Jim Ingham said in email:

I don’t understand your suggestion. The point of this change was to get the profile loop to exit without waiting the full sleep time. That time is generally pretty long (1 second or thereabouts) and so if you have the main debugserver thread wait on the profile thread’s timeout before replying to the detach packet, then lldb might have already timed out waiting for the packet reply by the time it does so.

Gotcha, then yes ignore my comments for alt way...

You could also fix this by not doing the pthread_join but instead have the detaching finish independently and then let the profile thread exit after the fact, but that seems like asking for trouble. Or you could reply to the detach right away, and then wait on the profile thread to exit as debugserver is going down. But the current code is not at all set up to do that.

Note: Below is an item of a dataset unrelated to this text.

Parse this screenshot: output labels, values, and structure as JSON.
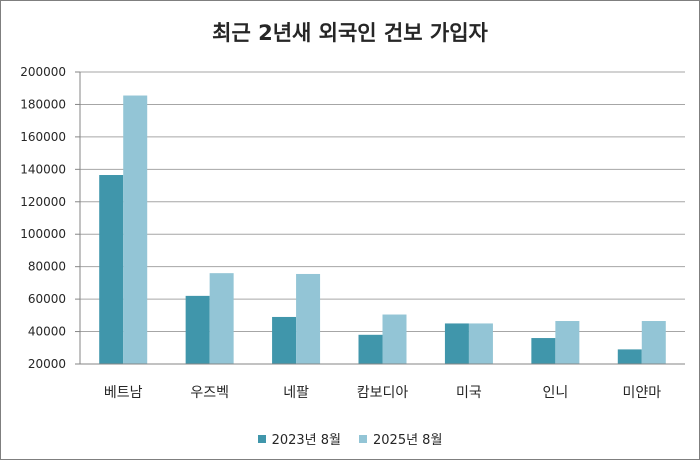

Anyway, this solution has the benefit of being exactly what you want to have happen - the profile thread stops its wait sleep immediately when told to exit. And it relies on well tested mechanisms, and doesn’t seem terribly intrusive.

That is true.

BTW, I thought about doing the time calculation outside the profile thread loop, but I couldn’t see anything that said you have to stop and restart the profile loop when you change the timeout. So it didn’t seem safe to only calculate the timeout once. However, if we want to require that you stop and start the profile thread when you change its wait interval it would be fine to do that.

Fair point. All objections removed then, as this is the most performant and bullet proof solution.

This revision is now accepted and ready to land.Feb 24 2020, 11:10 AM
This revision was automatically updated to reflect the committed changes.